Sebastian Biller

Personal information
- Full name: Sebastian Biller Mikkelsen
- Date of birth: 1 November 2006 (age 19)
- Place of birth: Hvinningdal, Silkeborg, Denmark
- Height: 1.70 m (5 ft 7 in)
- Position: Left winger

Team information
- Current team: Hødd (on loan from Silkeborg)
- Number: 19

Youth career
- HA85
- Silkeborg

Senior career*
- Years: Team / Apps / (Gls)
- 2025–: Silkeborg / 4 / (0)
- 2026–: → Hødd (loan) / 14 / (0)

International career^{‡}
- 2022: Denmark U16 / 2 / (2)
- 2022–2023: Denmark U17 / 11 / (6)
- 2023–2024: Denmark U18 / 7 / (1)
- 2024–: Denmark U19 / 5 / (1)

= Sebastian Biller =

Danish footballer (born 2006)

Sebastian Biller Mikkelsen (born 1 November 2006) is a Danish professional footballer who plays as a left winger for Norwegian First Division club Hødd, on loan from Danish Superliga club Silkeborg.

==Career==
===Silkeborg===
Biller, who grew up in Hvinningdal, a small neighborhood in the western part of the city of Silkeborg, started his football career at local club HA85 before moving to Silkeborg IF at the age of 9. He fought his way up through the club's academy, where he also scored many goals and played numerous matches for various Danish youth national teams along the way.

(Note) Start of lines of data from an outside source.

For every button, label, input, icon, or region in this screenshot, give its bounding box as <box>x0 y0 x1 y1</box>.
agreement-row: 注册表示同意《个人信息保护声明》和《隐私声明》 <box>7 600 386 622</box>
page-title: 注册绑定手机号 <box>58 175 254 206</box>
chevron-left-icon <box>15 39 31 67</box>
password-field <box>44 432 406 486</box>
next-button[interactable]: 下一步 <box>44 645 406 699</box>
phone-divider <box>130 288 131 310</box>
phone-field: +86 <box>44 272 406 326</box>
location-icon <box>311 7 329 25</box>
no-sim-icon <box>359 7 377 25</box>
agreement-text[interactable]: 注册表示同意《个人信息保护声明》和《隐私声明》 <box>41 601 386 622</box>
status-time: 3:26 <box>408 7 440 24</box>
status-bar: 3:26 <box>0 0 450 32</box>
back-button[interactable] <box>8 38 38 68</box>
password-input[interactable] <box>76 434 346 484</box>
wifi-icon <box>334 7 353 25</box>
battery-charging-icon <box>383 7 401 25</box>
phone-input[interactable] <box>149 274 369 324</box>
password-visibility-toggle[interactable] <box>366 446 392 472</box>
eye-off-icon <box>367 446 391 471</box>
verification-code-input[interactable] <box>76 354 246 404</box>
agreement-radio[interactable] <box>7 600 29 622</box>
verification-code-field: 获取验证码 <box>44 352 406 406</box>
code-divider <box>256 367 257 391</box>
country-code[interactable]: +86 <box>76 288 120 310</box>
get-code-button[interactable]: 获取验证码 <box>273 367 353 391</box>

In the winter of 2024, 17-year-old Biller joined the first team for a training camp in Portugal, and three months later, in May 2024, he signed a long-term agreement with Silkeborg, which would see him transition to a full-time contract from the summer of 2025.

Leading up to his debut, Biller had been on the bench several times. However, he had to wait to get on the pitch until 4 May 2025, when he came on as a substitute for Jeppe Andersen in the final minutes of a Danish Superliga match against Vejle.

On 30 January 2026, Biller was loaned out to Norwegian First Division club Hødd until the end of the year.